Description
- Kind: Perfectbound
- Pages: 74
- Language: English
- Date Published: August, 2018
- ISBN 978-1-948017-11-4
Praise
In Garlanding Green, Christine Aikens Wolfe summons worlds of green and the green of creation with a sense of folk wisdom. She writes of relics, spells, and invocations: Pour the dregs of your wine down a rock./The next time you visit the woods/you may find fuzzy moss. With a love of half rhyme and rhythm, these lively poems call upon the reader as spirit maker, worshipping at the daily altar of solitude and kinship: Life is a stew… Maybe I’ll clamp down/and chew my wrist, hide in this cave a while. —Jan Beatty
“I said in one of my poems, ‘Until a woman is an inch from death, she will keep an eye for color.’ Christine Wolfe has such an eye, and every poem in this colorful book proves it.” —Samuel Hazo
Christine and I once taught a workshop for kids that included an exercise on writing using color. And this book is such a delightful romp through green! Some of it is a fun linguistic game but there are places where things turn deadly serious, taking us deeper into that place where “hearts move through space and time.” Like Lorca’s “Romancero Sonambulo,” these poems are ethereal and anchored in reality at the same time. ”Another soul slips into heaven from the earth / while we wend our way toward sunset / next morning, we must trust and arise.” Part fantasy, part myth, part memory, part nature, part spirit—these poems satisfy me in many ways. —Pam O’Brien
Excerpt
34. Night Prowler
Our Isabella’s beautiful as night
when slipping out, she goes for little prey
like crickets, moths, or any tiny mite
that might escape one’s notice in the day.
She squanders sunshine hours fast asleep
on folded laundry or on tousled bed
(she has a reputation, yawn, to keep)
rest is de rigueur, then waking to be fed.

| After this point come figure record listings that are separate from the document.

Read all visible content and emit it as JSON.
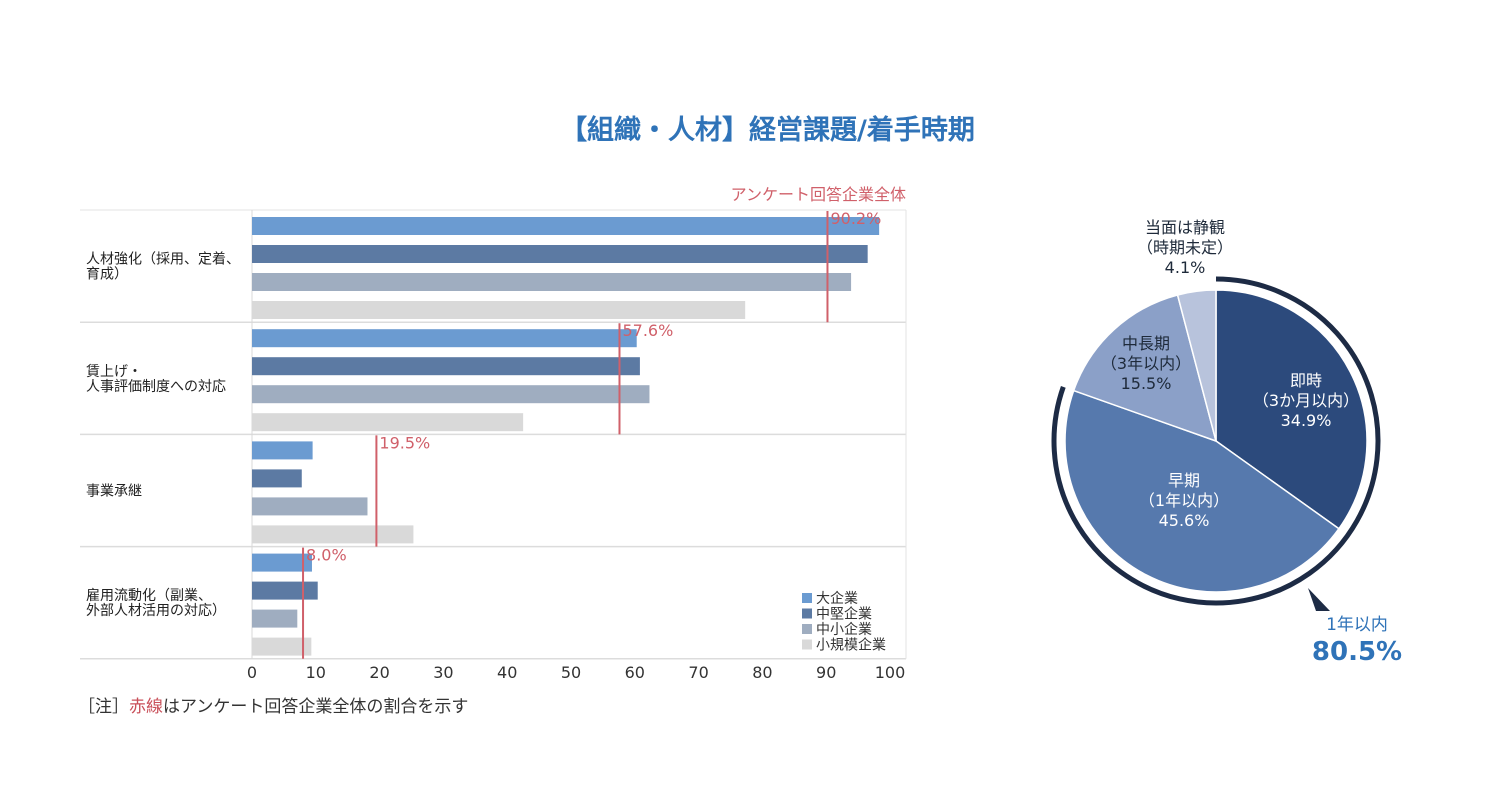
{
  "title": "【組織・人材】経営課題/着手時期",
  "note": {
    "prefix": "［注］",
    "red": "赤線",
    "suffix": "はアンケート回答企業全体の割合を示す"
  },
  "colors": {
    "title": "#2f73b8",
    "red_line": "#d0606a",
    "large": "#6b9bd1",
    "mid": "#5c7aa3",
    "small": "#9fadc0",
    "micro": "#d9d9d9"
  },
  "chart_data": [
    {
      "type": "bar",
      "orientation": "horizontal",
      "categories": [
        [
          "人材強化（採用、定着、",
          "育成）"
        ],
        [
          "賃上げ・",
          "人事評価制度への対応"
        ],
        [
          "事業承継"
        ],
        [
          "雇用流動化（副業、",
          "外部人材活用の対応）"
        ]
      ],
      "series": [
        {
          "name": "大企業",
          "values": [
            98.3,
            60.3,
            9.5,
            9.4
          ]
        },
        {
          "name": "中堅企業",
          "values": [
            96.5,
            60.8,
            7.8,
            10.3
          ]
        },
        {
          "name": "中小企業",
          "values": [
            93.9,
            62.3,
            18.1,
            7.1
          ]
        },
        {
          "name": "小規模企業",
          "values": [
            77.3,
            42.5,
            25.3,
            9.3
          ]
        }
      ],
      "overall_label": "アンケート回答企業全体",
      "overall": [
        90.2,
        57.6,
        19.5,
        8.0
      ],
      "overall_labels": [
        "90.2%",
        "57.6%",
        "19.5%",
        "8.0%"
      ],
      "xlim": [
        0,
        100
      ],
      "xticks": [
        "0",
        "10",
        "20",
        "30",
        "40",
        "50",
        "60",
        "70",
        "80",
        "90",
        "100"
      ],
      "legend_position": "bottom-right"
    },
    {
      "type": "pie",
      "slices": [
        {
          "label": [
            "即時",
            "（3か月以内）",
            "34.9%"
          ],
          "value": 34.9,
          "color": "#2c4a7c",
          "text_color": "#ffffff"
        },
        {
          "label": [
            "早期",
            "（1年以内）",
            "45.6%"
          ],
          "value": 45.6,
          "color": "#5679ad",
          "text_color": "#ffffff"
        },
        {
          "label": [
            "中長期",
            "（3年以内）",
            "15.5%"
          ],
          "value": 15.5,
          "color": "#8ba0c8",
          "text_color": "#1e2a3a"
        },
        {
          "label": [
            "当面は静観",
            "（時期未定）",
            "4.1%"
          ],
          "value": 4.1,
          "color": "#b8c3dc",
          "text_color": "#1e2a3a"
        }
      ],
      "bracket": {
        "label": "1年以内",
        "value": "80.5%"
      }
    }
  ]
}
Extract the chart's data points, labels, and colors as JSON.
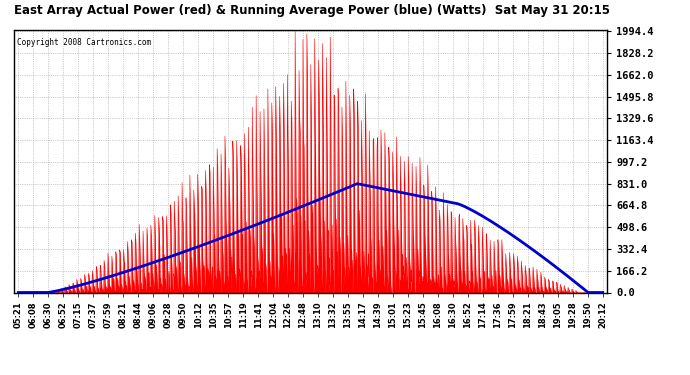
{
  "title": "East Array Actual Power (red) & Running Average Power (blue) (Watts)  Sat May 31 20:15",
  "copyright": "Copyright 2008 Cartronics.com",
  "yticks": [
    0.0,
    166.2,
    332.4,
    498.6,
    664.8,
    831.0,
    997.2,
    1163.4,
    1329.6,
    1495.8,
    1662.0,
    1828.2,
    1994.4
  ],
  "ymax": 1994.4,
  "ymin": 0.0,
  "background_color": "#ffffff",
  "grid_color": "#888888",
  "actual_color": "#ff0000",
  "avg_color": "#0000cc",
  "x_labels": [
    "05:21",
    "06:08",
    "06:30",
    "06:52",
    "07:15",
    "07:37",
    "07:59",
    "08:21",
    "08:44",
    "09:06",
    "09:28",
    "09:50",
    "10:12",
    "10:35",
    "10:57",
    "11:19",
    "11:41",
    "12:04",
    "12:26",
    "12:48",
    "13:10",
    "13:32",
    "13:55",
    "14:17",
    "14:39",
    "15:01",
    "15:23",
    "15:45",
    "16:08",
    "16:30",
    "16:52",
    "17:14",
    "17:36",
    "17:59",
    "18:21",
    "18:43",
    "19:05",
    "19:28",
    "19:50",
    "20:12"
  ],
  "peak_avg": 831.0,
  "peak_actual": 1994.4,
  "figsize": [
    6.9,
    3.75
  ],
  "dpi": 100
}
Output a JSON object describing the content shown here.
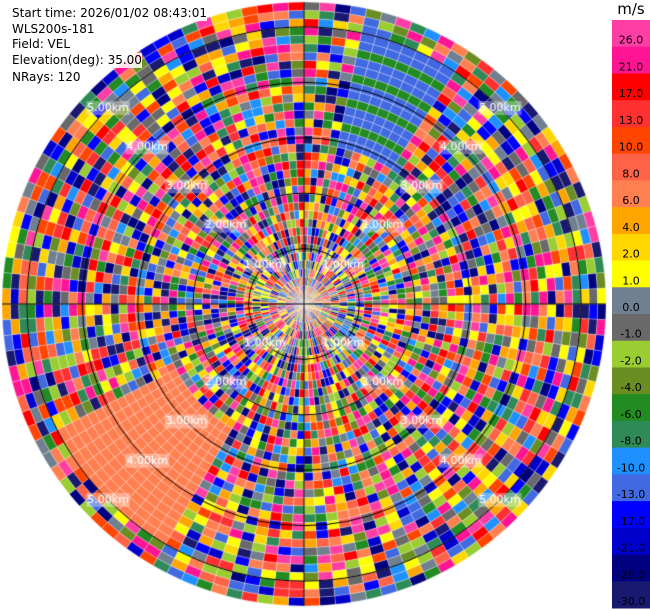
{
  "header": {
    "start_time": "Start time: 2026/01/02 08:43:01",
    "instrument": "WLS200s-181",
    "field": "Field: VEL",
    "elevation": "Elevation(deg): 35.00",
    "nrays": "NRays: 120"
  },
  "range_rings": [
    {
      "km": 1,
      "label": "1.00km"
    },
    {
      "km": 2,
      "label": "2.00km"
    },
    {
      "km": 3,
      "label": "3.00km"
    },
    {
      "km": 4,
      "label": "4.00km"
    },
    {
      "km": 5,
      "label": "5.00km"
    }
  ],
  "max_range_km": 5.45,
  "colorbar": {
    "unit": "m/s",
    "bins": [
      {
        "label": "26.0",
        "color": "#ff3ea5"
      },
      {
        "label": "21.0",
        "color": "#ff1493"
      },
      {
        "label": "17.0",
        "color": "#ff0000"
      },
      {
        "label": "13.0",
        "color": "#ff3030"
      },
      {
        "label": "10.0",
        "color": "#ff4500"
      },
      {
        "label": "8.0",
        "color": "#ff6347"
      },
      {
        "label": "6.0",
        "color": "#ff7f50"
      },
      {
        "label": "4.0",
        "color": "#ffa500"
      },
      {
        "label": "2.0",
        "color": "#ffd700"
      },
      {
        "label": "1.0",
        "color": "#ffff00"
      },
      {
        "label": "0.0",
        "color": "#708090"
      },
      {
        "label": "-1.0",
        "color": "#696969"
      },
      {
        "label": "-2.0",
        "color": "#9acd32"
      },
      {
        "label": "-4.0",
        "color": "#6b8e23"
      },
      {
        "label": "-6.0",
        "color": "#228b22"
      },
      {
        "label": "-8.0",
        "color": "#2e8b57"
      },
      {
        "label": "-10.0",
        "color": "#1e90ff"
      },
      {
        "label": "-13.0",
        "color": "#4169e1"
      },
      {
        "label": "-17.0",
        "color": "#0000ff"
      },
      {
        "label": "-21.0",
        "color": "#0000cd"
      },
      {
        "label": "-26.0",
        "color": "#000080"
      },
      {
        "label": "-30.0",
        "color": "#191970"
      }
    ]
  }
}
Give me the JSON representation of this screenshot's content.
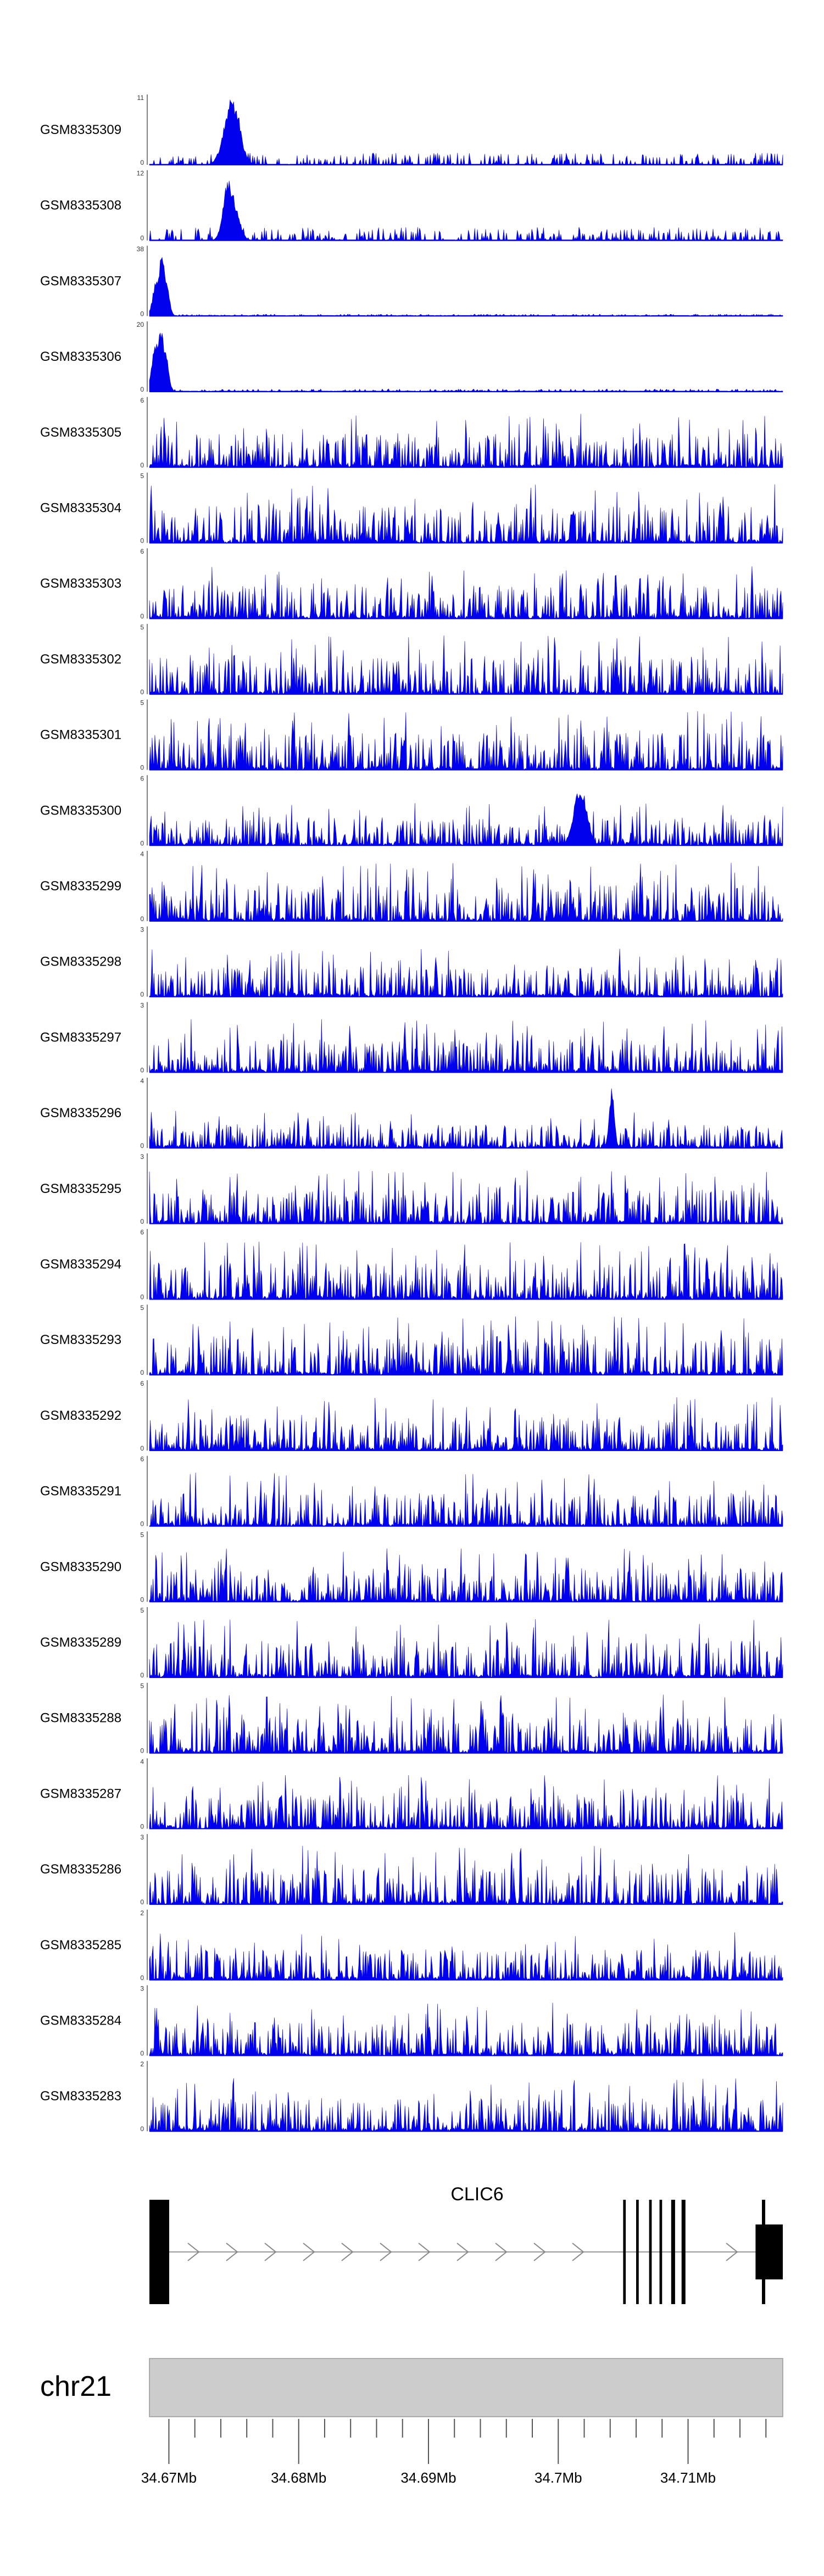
{
  "chart_data": {
    "type": "area",
    "colors": {
      "signal": "#0000ee",
      "axis": "#555555",
      "chrom_bar": "#cccccc",
      "gene": "#000000"
    },
    "region": {
      "chromosome": "chr21",
      "start": 34.6685,
      "end": 34.7173,
      "unit": "Mb"
    },
    "tracks": [
      {
        "name": "GSM8335309",
        "ymax": 11,
        "profile": "peak",
        "peaks": [
          [
            0.13,
            1.0,
            0.012
          ],
          [
            0.125,
            0.7,
            0.006
          ],
          [
            0.14,
            0.75,
            0.006
          ]
        ],
        "bg": 0.18
      },
      {
        "name": "GSM8335308",
        "ymax": 12,
        "profile": "peak",
        "peaks": [
          [
            0.125,
            0.95,
            0.008
          ],
          [
            0.13,
            0.7,
            0.01
          ],
          [
            0.12,
            0.55,
            0.006
          ]
        ],
        "bg": 0.2
      },
      {
        "name": "GSM8335307",
        "ymax": 38,
        "profile": "peak",
        "peaks": [
          [
            0.02,
            1.0,
            0.006
          ],
          [
            0.012,
            0.6,
            0.006
          ],
          [
            0.026,
            0.55,
            0.005
          ]
        ],
        "bg": 0.03
      },
      {
        "name": "GSM8335306",
        "ymax": 20,
        "profile": "peak",
        "peaks": [
          [
            0.018,
            0.95,
            0.006
          ],
          [
            0.01,
            0.75,
            0.006
          ],
          [
            0.025,
            0.6,
            0.005
          ]
        ],
        "bg": 0.04
      },
      {
        "name": "GSM8335305",
        "ymax": 6,
        "profile": "noise",
        "bg": 0.5
      },
      {
        "name": "GSM8335304",
        "ymax": 5,
        "profile": "noise",
        "bg": 0.55
      },
      {
        "name": "GSM8335303",
        "ymax": 6,
        "profile": "noise",
        "bg": 0.5
      },
      {
        "name": "GSM8335302",
        "ymax": 5,
        "profile": "noise",
        "bg": 0.55
      },
      {
        "name": "GSM8335301",
        "ymax": 5,
        "profile": "noise",
        "bg": 0.55
      },
      {
        "name": "GSM8335300",
        "ymax": 6,
        "profile": "noise",
        "bg": 0.4,
        "peaks": [
          [
            0.68,
            0.95,
            0.01
          ]
        ]
      },
      {
        "name": "GSM8335299",
        "ymax": 4,
        "profile": "noise",
        "bg": 0.55
      },
      {
        "name": "GSM8335298",
        "ymax": 3,
        "profile": "noise",
        "bg": 0.45
      },
      {
        "name": "GSM8335297",
        "ymax": 3,
        "profile": "noise",
        "bg": 0.5
      },
      {
        "name": "GSM8335296",
        "ymax": 4,
        "profile": "noise",
        "bg": 0.35,
        "peaks": [
          [
            0.73,
            0.95,
            0.004
          ]
        ]
      },
      {
        "name": "GSM8335295",
        "ymax": 3,
        "profile": "noise",
        "bg": 0.5
      },
      {
        "name": "GSM8335294",
        "ymax": 6,
        "profile": "noise",
        "bg": 0.55
      },
      {
        "name": "GSM8335293",
        "ymax": 5,
        "profile": "noise",
        "bg": 0.55
      },
      {
        "name": "GSM8335292",
        "ymax": 6,
        "profile": "noise",
        "bg": 0.5
      },
      {
        "name": "GSM8335291",
        "ymax": 6,
        "profile": "noise",
        "bg": 0.5
      },
      {
        "name": "GSM8335290",
        "ymax": 5,
        "profile": "noise",
        "bg": 0.5
      },
      {
        "name": "GSM8335289",
        "ymax": 5,
        "profile": "noise",
        "bg": 0.55
      },
      {
        "name": "GSM8335288",
        "ymax": 5,
        "profile": "noise",
        "bg": 0.55
      },
      {
        "name": "GSM8335287",
        "ymax": 4,
        "profile": "noise",
        "bg": 0.5
      },
      {
        "name": "GSM8335286",
        "ymax": 3,
        "profile": "noise",
        "bg": 0.55
      },
      {
        "name": "GSM8335285",
        "ymax": 2,
        "profile": "noise",
        "bg": 0.45
      },
      {
        "name": "GSM8335284",
        "ymax": 3,
        "profile": "noise",
        "bg": 0.5
      },
      {
        "name": "GSM8335283",
        "ymax": 2,
        "profile": "noise",
        "bg": 0.5
      }
    ],
    "gene": {
      "name": "CLIC6",
      "start": 34.6685,
      "end": 34.7173,
      "exons": [
        {
          "start": 34.6685,
          "end": 34.67,
          "size": "large"
        },
        {
          "start": 34.705,
          "end": 34.7052,
          "size": "thin"
        },
        {
          "start": 34.706,
          "end": 34.7062,
          "size": "thin"
        },
        {
          "start": 34.707,
          "end": 34.7072,
          "size": "thin"
        },
        {
          "start": 34.7078,
          "end": 34.708,
          "size": "thin"
        },
        {
          "start": 34.7087,
          "end": 34.709,
          "size": "thin"
        },
        {
          "start": 34.7095,
          "end": 34.7098,
          "size": "thin"
        },
        {
          "start": 34.7152,
          "end": 34.7173,
          "size": "large"
        }
      ]
    },
    "axis": {
      "chromosome_label": "chr21",
      "tick_labels": [
        "34.67Mb",
        "34.68Mb",
        "34.69Mb",
        "34.7Mb",
        "34.71Mb"
      ],
      "major_ticks": [
        34.67,
        34.68,
        34.69,
        34.7,
        34.71
      ],
      "minor_step": 0.002
    }
  }
}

Of petting she is chary, just the ears
please. Jumps from the couch, yes that’s enough,
paces, meows softly, then off she veers
our ebony feline queen with white ruff.
Downstairs to the screen door, see how she flashes,
green eyes a-gleam, dusk! And out she dashes.
Author
Christine Aikens Wolfe, featured in Tupelo Press’ chapbook On Broken Stones: Truchas Poets fall 2015, is published in Poetry Magazine, Blast Furnace, Nerve Cowboy, The Loyalhanna Review, City Paper and more. Her sonnets appear in Sonnetto Poesia, in The Phoenix Rising from the Ashes: sonnets in English, French, Spanish, Chinese and Persian, and in the on-line anthology: Love and Ensuing Madness published by Rat’s Ass Review. Wolfe is one of thirty poets in Fission of Form, featuring Pittsburgh sculptors, poets and illustrators. She teaches at the Young Writers Institute, is president of Pittsburgh Poetry Society and attends Madwomen in the Attic workshops – fiction and poetry.